Rural Collective China as an Organic Energy Regime

Rural Collective China as an Organic Energy Regime

Speaker: Jacob Eyferth, University of Chicago

Moderator: David Cheng Chang, HKUST

Date: May 25 (Thursday)

Time: 16:00-17:30

Venue: Room 3401  

 

Abstract:

The Maoist development model relied on labor mobilization in agriculture and infrastructure construction, and on non-equivalent exchange between the agricultural and industrial sectors. Throughout the Mao years, the countryside received few modern inputs. Most labor was performed by human and animal muscle rather than by machines. Most fertilizer was organic, laboriously collected and composted from human and animal excrement and other organic matter. Most heating in rural households came from crop residues or firewood collected in the hills. At the same time, the urban-industrial sector transitioned from an organic to a fossil-fuel energy regime, powered by coal and petrol. For about two decades, the government expected the rural-agrarian sector to expand at the same pace as the urban-industrial sector, despite the fact that the countryside had little access to output-boosting fossil fuels.
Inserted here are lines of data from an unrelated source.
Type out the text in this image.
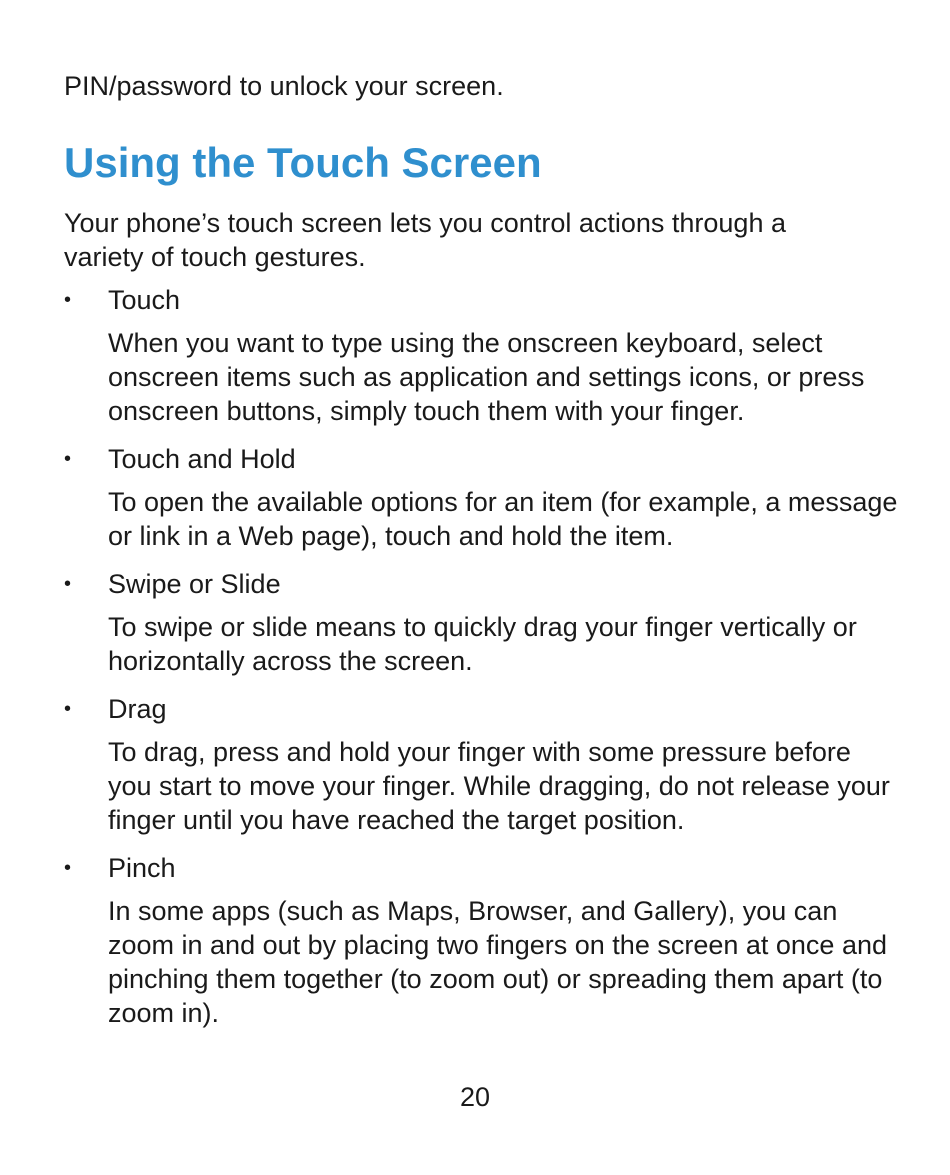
PIN/password to unlock your screen.
Using the Touch Screen

Your phone’s touch screen lets you control actions through a variety of touch gestures.

• Touch
When you want to type using the onscreen keyboard, select onscreen items such as application and settings icons, or press onscreen buttons, simply touch them with your finger.
• Touch and Hold
To open the available options for an item (for example, a message or link in a Web page), touch and hold the item.
• Swipe or Slide
To swipe or slide means to quickly drag your finger vertically or horizontally across the screen.
• Drag
To drag, press and hold your finger with some pressure before you start to move your finger. While dragging, do not release your finger until you have reached the target position.
• Pinch
In some apps (such as Maps, Browser, and Gallery), you can zoom in and out by placing two fingers on the screen at once and pinching them together (to zoom out) or spreading them apart (to zoom in).
20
This led, on the one hand, to a rural energy crisis, as the same limited resources of land and organic matter were needed to meet conflicting demands for fuel, fodder, compost, etc. and, on the other hand, to labor intensification at the household level, as women and children were mobilized to fill the gaps resulting from extraction.


Bio:

Jacob Eyferth is a social historian of China with research interests in the life and work experience of non-elite people throughout the twentieth century. Most of his work has focused on the countryside and on the mid-twentieth century, c. 1920-1970. His first book, Eating Rice from Bamboo Roots, is an ethnographic history of a community of rural papermakers in Sichuan. He is currently working on a second book, tentatively titled Cotton, Gender, and Revolution in Twentieth-Century China, that uses cloth and clothing as a lens through which to analyze how the monumental changes of the twentieth century – revolution, collectivization, industrialization, etc. – transformed the lives of rural women.